Just three years ago Mr Tompkins had to put up with the country's land minister, Luis Delía, calling him a "gringo imperialist" and promising to expropriate the huge land holdings that the government claimed were a threat to national sovereignty. Mr Delía even posed for photographers with pliers in hand as he cut through the wire fencing protecting one of Mr Tompkins' properties.
But the nationalistic rhetoric has died down since the death of populist president Néstor Kirchner, and there has even been a rapprochement with his widow, the present Argentine President Cristina Kirchner. This week, the American announced plans to donate 370,000 acres of his land, valued at £120m, to the nation to help create a major new natural park.
The park would protect the Iberá marsh, the world's second-largest wetlands. Home to caymans, jaguars, wolves and anacondas, among numerous other species, Iberá is coming under increasing pressure from cattle ranching and agriculture.
Yet the deal now has to overcome one final obstacle, the strident opposition of Corrientes governor Ricardo Colombi, who claims it would put local farmers out of business. The governor has even accused Mr Tompkins of wanting to appropriate the region's freshwater supply and has warned darkly of "false environmentalists backed by a foreigner".
Iberá is already designated as a 3.2 million-acre provincial nature reserve, although that has afforded it only limited protection. Nearly half that area is privately owned and divided into farms. Mr Tompkins plan is to donate four ranches he bought and turned into private nature reserves while also encouraging Mr Colombi's administration to hand over the 1.36 million acres it owns to the national government as well. That would then place heavy pressure on the 1,800 farmers who own the remaining 1.2 million acres to end all agriculture and livestock rearing inside the boundaries of the new park.
The Conservation Land Trust (CLT), Mr Tompkins' nonprofit green group, and Ms Kirchner's administration are now waiting until Mr Colombi's term ends in 2013 to see if his successor is more supportive. "It is a political issue, between the national and regional governments. It is not our responsibility," CLT spokeswoman Marian Labourt told The Independent.
Mr Tomkins, now 68, launched his outdoor clothing and equipment company, North Face, in 1964. He then founded women's fashion label Esprit, and oversaw both companies as they grew into global empires. Yet disillusioned with the US's consumerist culture and keen to get back to his roots as an outdoorsman, Mr Tompkins quit North Face in 1989. After selling his shares in both companies, he used the profits on environmental work, including buying land in Chilean Patagonia and the Argentine north.
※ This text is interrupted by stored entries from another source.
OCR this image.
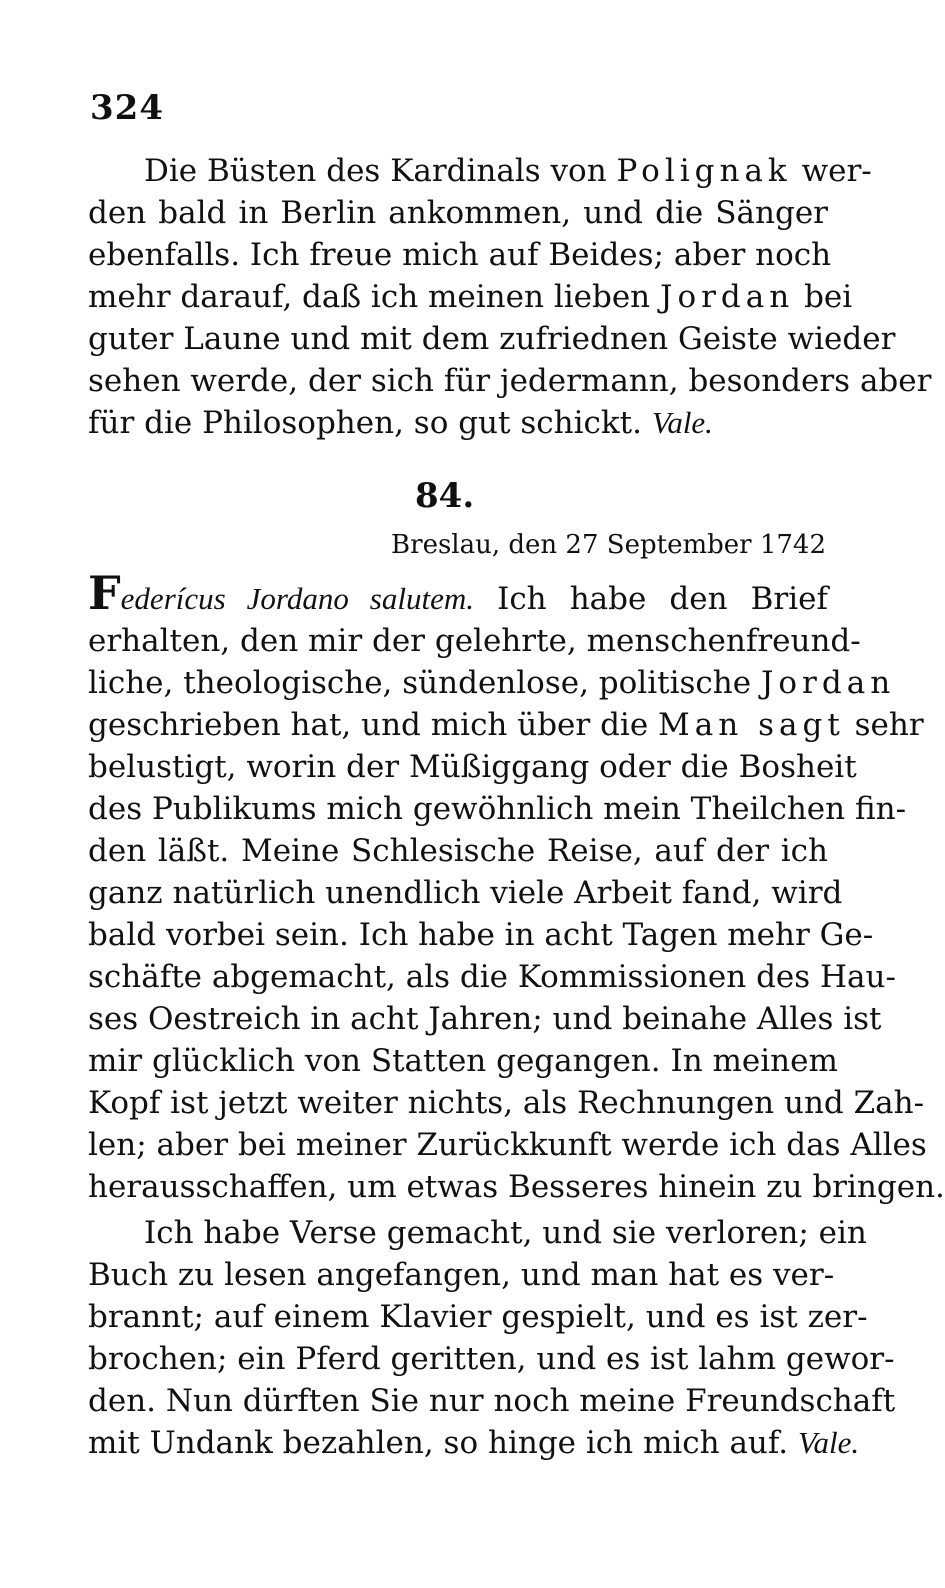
324
Die Büsten des Kardinals von Polignak wer-
den bald in Berlin ankommen, und die Sänger
ebenfalls. Ich freue mich auf Beides; aber noch
mehr darauf, daß ich meinen lieben Jordan bei
guter Laune und mit dem zufriednen Geiste wieder
sehen werde, der sich für jedermann, besonders aber
für die Philosophen, so gut schickt. Vale.
84.
Breslau, den 27 September 1742
Federícus Jordano salutem. Ich habe den Brief
erhalten, den mir der gelehrte, menschenfreund-
liche, theologische, sündenlose, politische Jordan
geschrieben hat, und mich über die Man sagt sehr
belustigt, worin der Müßiggang oder die Bosheit
des Publikums mich gewöhnlich mein Theilchen fin-
den läßt. Meine Schlesische Reise, auf der ich
ganz natürlich unendlich viele Arbeit fand, wird
bald vorbei sein. Ich habe in acht Tagen mehr Ge-
schäfte abgemacht, als die Kommissionen des Hau-
ses Oestreich in acht Jahren; und beinahe Alles ist
mir glücklich von Statten gegangen. In meinem
Kopf ist jetzt weiter nichts, als Rechnungen und Zah-
len; aber bei meiner Zurückkunft werde ich das Alles
herausschaffen, um etwas Besseres hinein zu bringen.
Ich habe Verse gemacht, und sie verloren; ein
Buch zu lesen angefangen, und man hat es ver-
brannt; auf einem Klavier gespielt, und es ist zer-
brochen; ein Pferd geritten, und es ist lahm gewor-
den. Nun dürften Sie nur noch meine Freundschaft
mit Undank bezahlen, so hinge ich mich auf. Vale.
Mr Tompkins's environmental radicalism has run into serious hostility in both countries. El Litoral, Corrientes's regional newspaper, once wrote of Mr Tompkins's "tentacles" wrapping round Iberá.
But the environmentalist overcame objections in Chile in the 1990s when his land donations helped establish the Pumalín and Corcovado National Parks, preventing loggers from plundering two ancient forests. Now, despite the objections of Mr Colombi and local farmers, the long money may well be on Mr Tompkins to realise his dream in Corrientes.
Esteros del Iberá: A wetland wonder
The Esteros del Iberá, or Iberá Marsh, is thought to be the second- largest freshwater wetland system in the world. A network of rivers, streams, bogs and savannah, Iberá is home to more than 4,000 different species including jaguars, maned wolves, the threatened pampas deer, anacondas, howler monkeys and the endangered jabiru, South America's largest stork. If the area is designated a national park, the Conservation Land Trust would reintroduce several species that have been wiped out in the area.